Já tínhamos, entre as expressões proverbiais, o “azar dos Távoras”. É possível que ainda venhamos a ter o “azar da AD”. Na última semana, a infelicidade foi insistente. Antes da convenção, foi Nuno Melo a defender, muito seguro, que a AD, se não ganhasse, devia ajudar a manter o PS no poder, mesmo havendo maioria para outra solução. No dia da apresentação do programa económico, foi a investigação na Madeira, com o presidente do governo regional suspeito de corrupção, e os outros partidos a fazerem comparações com o caso de António Costa.
Nunca devemos subestimar os caprichos da fortuna. Napoleão preferia um general menos bom, mas com sorte, a um general excelente, mas azarado. Nesta história da AD, porém, não parece ter havido apenas infortúnio. Como todos vimos, Nuno Melo julgou estar a dizer exactamente o mesmo que Luís Montenegro. Como é possível, quando a AD e o Chega se acusam mutuamente de contribuir para o prolongamento do mando socialista, que os dirigentes da AD não tivessem arranjado meia hora para definirem uma posição conjunta e limpa sobre a hipótese de um governo minoritário do PS?
A mesma coisa na Madeira. Os dirigentes do PSD estabeleceram regras para candidatos a deputado comprometidos em processos judiciais. Mas perante o precedente da demissão de António Costa, não deveriam ter também um protocolo sobre como reagir no caso de titulares de cargos públicos? Isso ter-lhes-ia permitido agora tomar posição de acordo com essa regra, e não, como parece, serem obrigados a manifestar-se (ou a calar-se) em função de simples solidariedade partidária. Foi notória a alegria do PS, já a antecipar talvez algum pacto de silêncio sobre um assunto que, a crer nos cartazes, a AD ia usar.
Poder-se-ia chamar a isto impreparação. Mas talvez não seja. Depois da convenção, Luís Montenegro continuou a recusar-se a responder directamente aos jornalistas sobre a viabilização de um governo socialista. Como explicar isto? É muito provável que os dirigentes da AD prevejam um futuro de confusão a seguir a 10 de Março. Acreditarão que lhes convém, por isso, estarem disponíveis para certos acordos?

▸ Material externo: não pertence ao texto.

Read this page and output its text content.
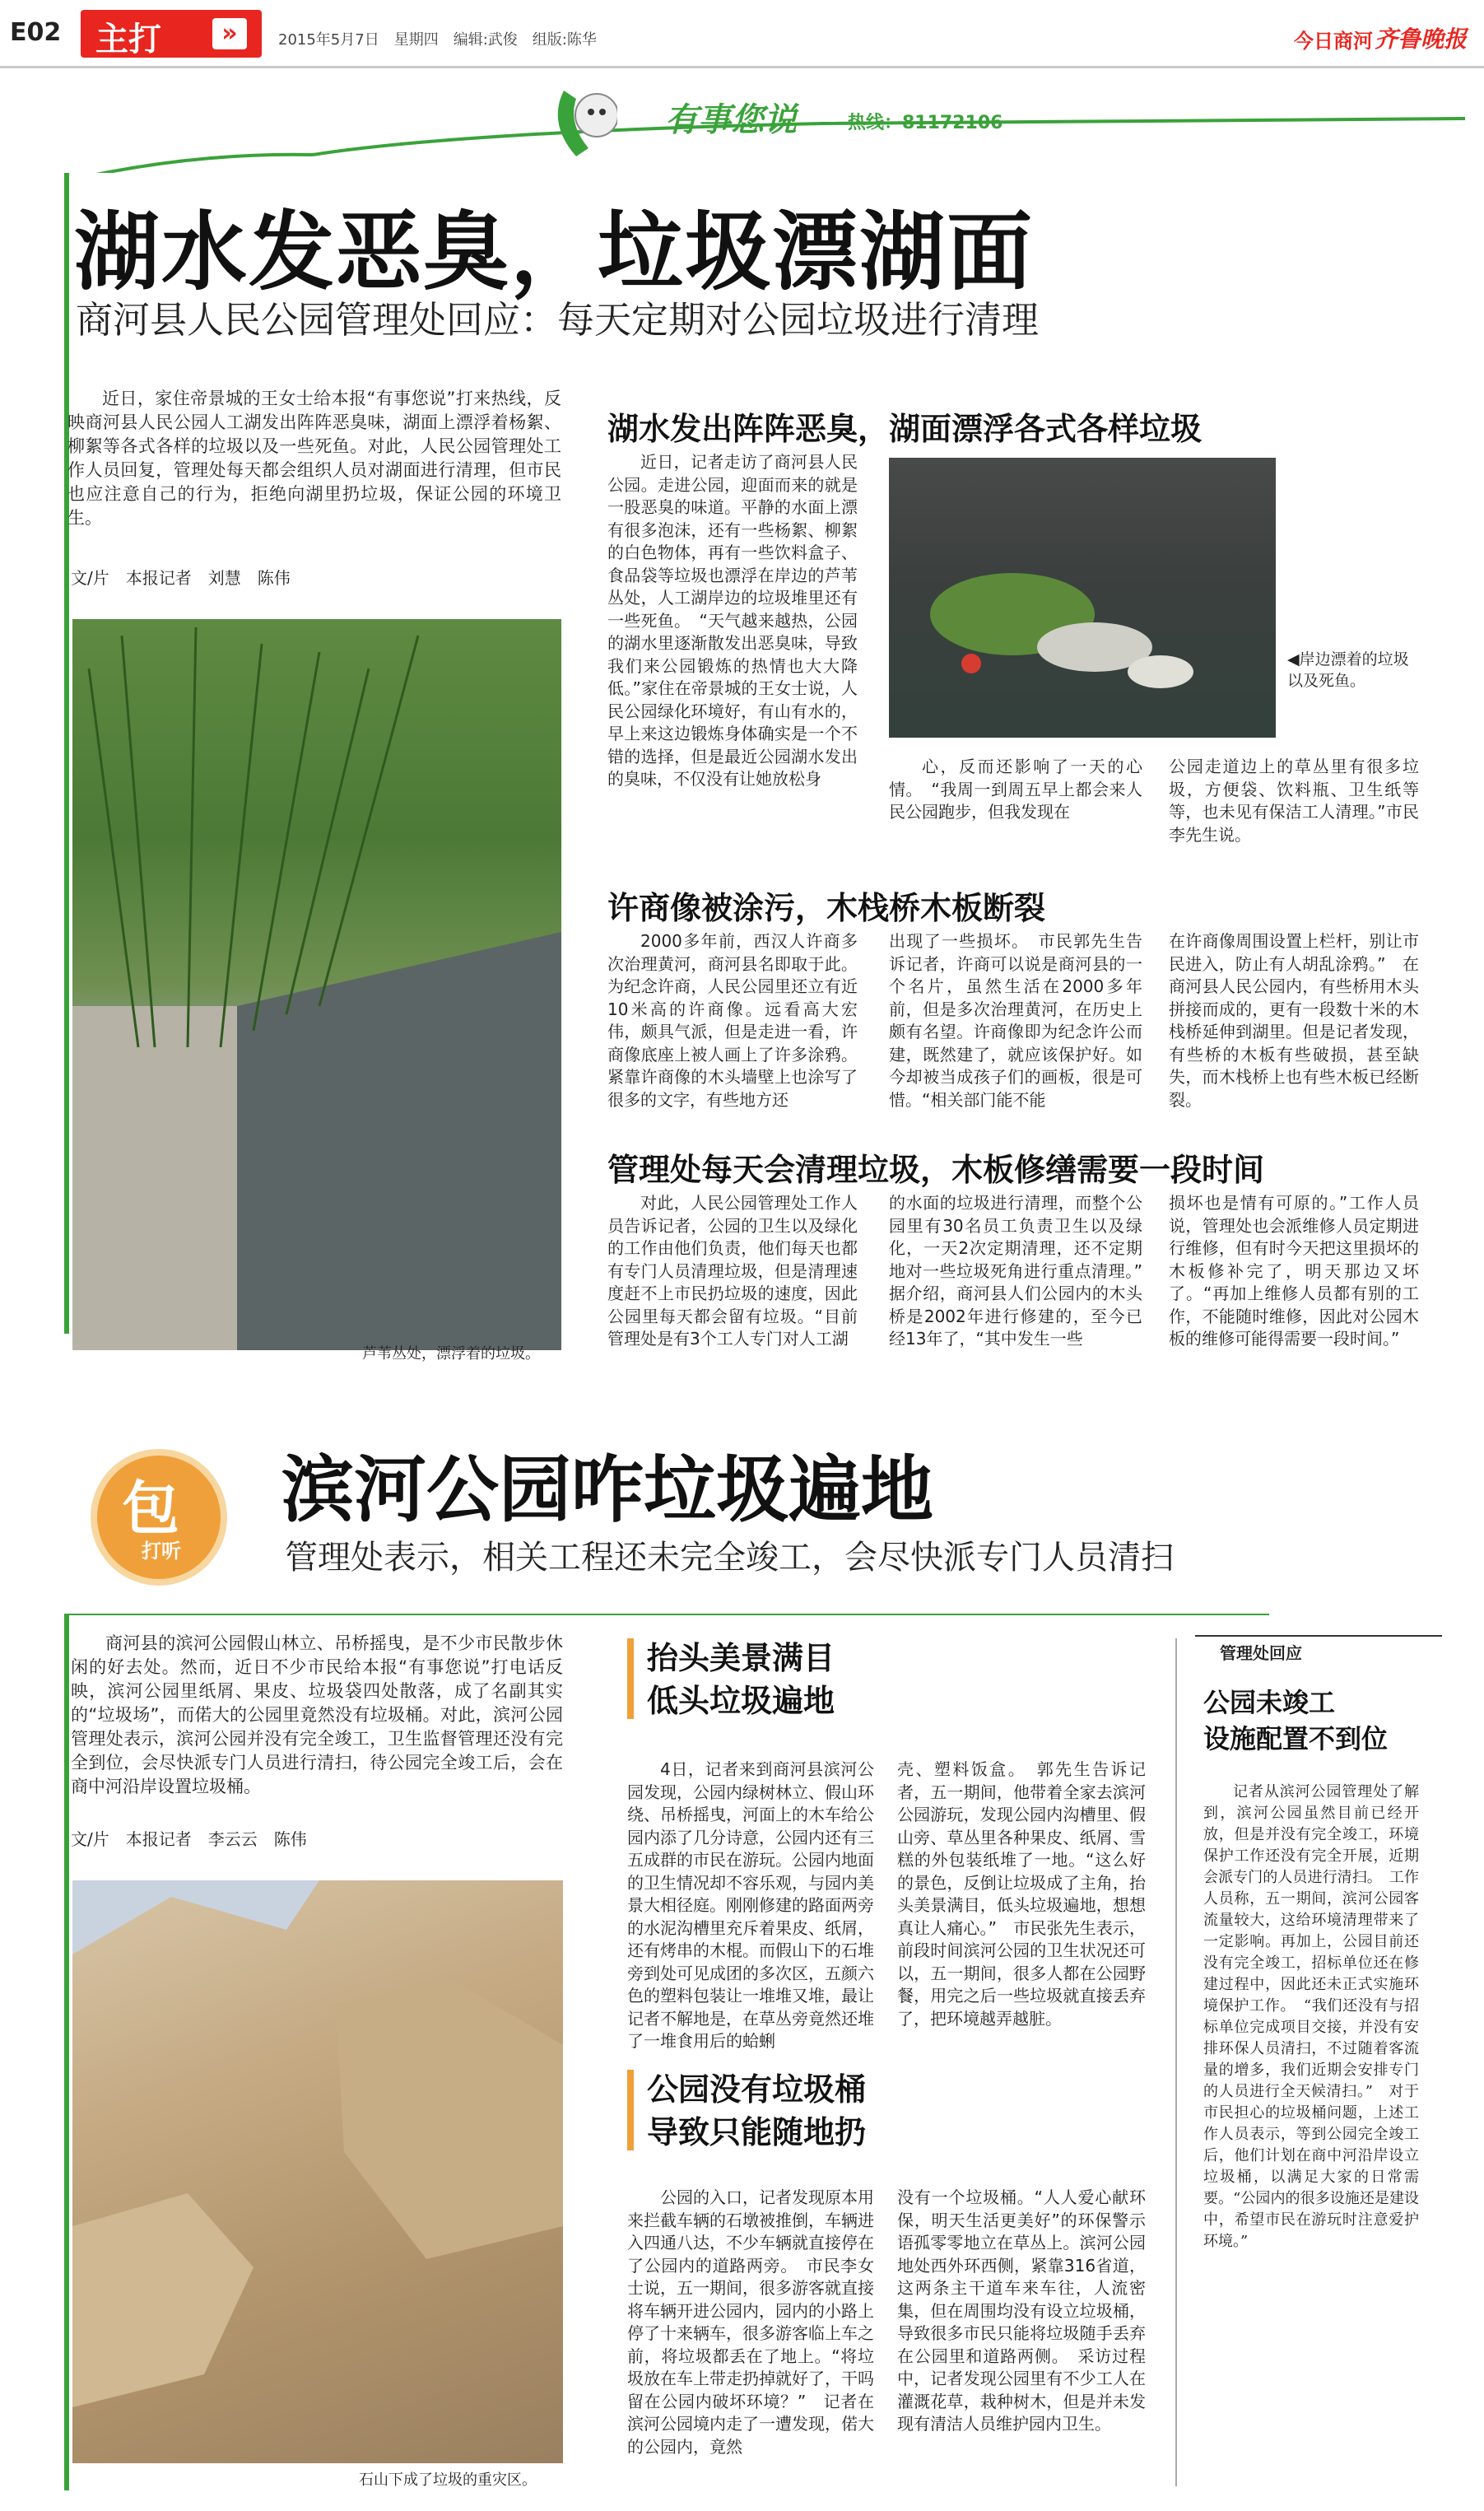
E02 主打	»	2015年5月7日　星期四　编辑:武俊　组版:陈华	今日商河 齐鲁晚报
有事您说	热线：81172106
湖水发恶臭，垃圾漂湖面
商河县人民公园管理处回应：每天定期对公园垃圾进行清理

近日，家住帝景城的王女士给本报“有事您说”打来热线，反映商河县人民公园人工湖发出阵阵恶臭味，湖面上漂浮着杨絮、柳絮等各式各样的垃圾以及一些死鱼。对此，人民公园管理处工作人员回复，管理处每天都会组织人员对湖面进行清理，但市民也应注意自己的行为，拒绝向湖里扔垃圾，保证公园的环境卫生。

文/片　本报记者　刘慧　陈伟
芦苇丛处，漂浮着的垃圾。
湖水发出阵阵恶臭，湖面漂浮各式各样垃圾

近日，记者走访了商河县人民公园。走进公园，迎面而来的就是一股恶臭的味道。平静的水面上漂有很多泡沫，还有一些杨絮、柳絮的白色物体，再有一些饮料盒子、食品袋等垃圾也漂浮在岸边的芦苇丛处，人工湖岸边的垃圾堆里还有一些死鱼。　“天气越来越热，公园的湖水里逐渐散发出恶臭味，导致我们来公园锻炼的热情也大大降低。”家住在帝景城的王女士说，人民公园绿化环境好，有山有水的，早上来这边锻炼身体确实是一个不错的选择，但是最近公园湖水发出的臭味，不仅没有让她放松身

◀岸边漂着的垃圾以及死鱼。

心，反而还影响了一天的心情。　“我周一到周五早上都会来人民公园跑步，但我发现在

公园走道边上的草丛里有很多垃圾，方便袋、饮料瓶、卫生纸等等，也未见有保洁工人清理。”市民李先生说。

许商像被涂污，木栈桥木板断裂

2000多年前，西汉人许商多次治理黄河，商河县名即取于此。为纪念许商，人民公园里还立有近10米高的许商像。远看高大宏伟，颇具气派，但是走进一看，许商像底座上被人画上了许多涂鸦。紧靠许商像的木头墙壁上也涂写了很多的文字，有些地方还

出现了一些损坏。　市民郭先生告诉记者，许商可以说是商河县的一个名片，虽然生活在2000多年前，但是多次治理黄河，在历史上颇有名望。许商像即为纪念许公而建，既然建了，就应该保护好。如今却被当成孩子们的画板，很是可惜。“相关部门能不能

在许商像周围设置上栏杆，别让市民进入，防止有人胡乱涂鸦。”　在商河县人民公园内，有些桥用木头拼接而成的，更有一段数十米的木栈桥延伸到湖里。但是记者发现，有些桥的木板有些破损，甚至缺失，而木栈桥上也有些木板已经断裂。

管理处每天会清理垃圾，木板修缮需要一段时间

对此，人民公园管理处工作人员告诉记者，公园的卫生以及绿化的工作由他们负责，他们每天也都有专门人员清理垃圾，但是清理速度赶不上市民扔垃圾的速度，因此公园里每天都会留有垃圾。“目前管理处是有3个工人专门对人工湖

的水面的垃圾进行清理，而整个公园里有30名员工负责卫生以及绿化，一天2次定期清理，还不定期地对一些垃圾死角进行重点清理。”　据介绍，商河县人们公园内的木头桥是2002年进行修建的，至今已经13年了，“其中发生一些

损坏也是情有可原的。”工作人员说，管理处也会派维修人员定期进行维修，但有时今天把这里损坏的木板修补完了，明天那边又坏了。“再加上维修人员都有别的工作，不能随时维修，因此对公园木板的维修可能得需要一段时间。”

包
打听
滨河公园咋垃圾遍地
管理处表示，相关工程还未完全竣工，会尽快派专门人员清扫

商河县的滨河公园假山林立、吊桥摇曳，是不少市民散步休闲的好去处。然而，近日不少市民给本报“有事您说”打电话反映，滨河公园里纸屑、果皮、垃圾袋四处散落，成了名副其实的“垃圾场”，而偌大的公园里竟然没有垃圾桶。对此，滨河公园管理处表示，滨河公园并没有完全竣工，卫生监督管理还没有完全到位，会尽快派专门人员进行清扫，待公园完全竣工后，会在商中河沿岸设置垃圾桶。

文/片　本报记者　李云云　陈伟
石山下成了垃圾的重灾区。
抬头美景满目
低头垃圾遍地

4日，记者来到商河县滨河公园发现，公园内绿树林立、假山环绕、吊桥摇曳，河面上的木车给公园内添了几分诗意，公园内还有三五成群的市民在游玩。公园内地面的卫生情况却不容乐观，与园内美景大相径庭。刚刚修建的路面两旁的水泥沟槽里充斥着果皮、纸屑，还有烤串的木棍。而假山下的石堆旁到处可见成团的多次区，五颜六色的塑料包装让一堆堆又堆，最让记者不解地是，在草丛旁竟然还堆了一堆食用后的蛤蜊

壳、塑料饭盒。　郭先生告诉记者，五一期间，他带着全家去滨河公园游玩，发现公园内沟槽里、假山旁、草丛里各种果皮、纸屑、雪糕的外包装纸堆了一地。“这么好的景色，反倒让垃圾成了主角，抬头美景满目，低头垃圾遍地，想想真让人痛心。”　市民张先生表示，前段时间滨河公园的卫生状况还可以，五一期间，很多人都在公园野餐，用完之后一些垃圾就直接丢弃了，把环境越弄越脏。

公园没有垃圾桶
导致只能随地扔

公园的入口，记者发现原本用来拦截车辆的石墩被推倒，车辆进入四通八达，不少车辆就直接停在了公园内的道路两旁。　市民李女士说，五一期间，很多游客就直接将车辆开进公园内，园内的小路上停了十来辆车，很多游客临上车之前，将垃圾都丢在了地上。“将垃圾放在车上带走扔掉就好了，干吗留在公园内破坏环境？”　记者在滨河公园境内走了一遭发现，偌大的公园内，竟然

没有一个垃圾桶。“人人爱心献环保，明天生活更美好”的环保警示语孤零零地立在草丛上。滨河公园地处西外环西侧，紧靠316省道，这两条主干道车来车往，人流密集，但在周围均没有设立垃圾桶，导致很多市民只能将垃圾随手丢弃在公园里和道路两侧。　采访过程中，记者发现公园里有不少工人在灌溉花草，栽种树木，但是并未发现有清洁人员维护园内卫生。

管理处回应
公园未竣工
设施配置不到位

记者从滨河公园管理处了解到，滨河公园虽然目前已经开放，但是并没有完全竣工，环境保护工作还没有完全开展，近期会派专门的人员进行清扫。　工作人员称，五一期间，滨河公园客流量较大，这给环境清理带来了一定影响。再加上，公园目前还没有完全竣工，招标单位还在修建过程中，因此还未正式实施环境保护工作。　“我们还没有与招标单位完成项目交接，并没有安排环保人员清扫，不过随着客流量的增多，我们近期会安排专门的人员进行全天候清扫。”　对于市民担心的垃圾桶问题，上述工作人员表示，等到公园完全竣工后，他们计划在商中河沿岸设立垃圾桶，以满足大家的日常需要。“公园内的很多设施还是建设中，希望市民在游玩时注意爱护环境。”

É uma escolha. A fragmentação da Assembleia da República, a atenção judicial ao exercício do poder político, a estagnação económica, e a degradação dos serviços públicos tornaram tudo fluído em Portugal. Perante isto, os políticos têm duas opções. Ou fazem parte da indefinição e da incerteza, procurando estar à vontade para agarrar quaisquer oportunidades, mesmo as mais manhosas; ou tentam tornar-se focos de clareza e de direcção, e ir à frente dos acontecimentos, mesmo que isso limite as suas opções. Admito que sejam necessárias convicções fortes, e bastante confiança em si próprio e no país para optar pela segunda via. Mas perante as geringonças e os “casos” a que o poder socialista reduziu a política em Portugal, talvez fizesse sentido arriscar outra visão da vida pública. Talvez o país notasse a diferença. Talvez reagisse. Talvez, quem sabe, aderisse.
A melhor maneira de ter azar é entregarmo-nos à sorte. Foi o que a AD fez até agora. O que é pena, porque o programa económico apresentado esta semana é um bom mapa para começar a libertar Portugal da mão morta do poder socialista. Não está lá tudo, nem podia estar, mas está lá muito do que realisticamente se pode e deve fazer. Mas nem isso os seus dirigentes parecem capazes de pôr em relevo, inquietos apenas em “reconciliarem-se” com o eleitorado pensionista nos mesmos termos do poder e narrativa socialista, e por isso renegando até Pedro Passos Coelho – mais uma vez, para gáudio de Pedro Nuno Santos. O país precisa de uma alternativa conservadora-liberal. É de facto azar que aqueles que se propuseram protagonizá-la mostrem tão pouca convicção.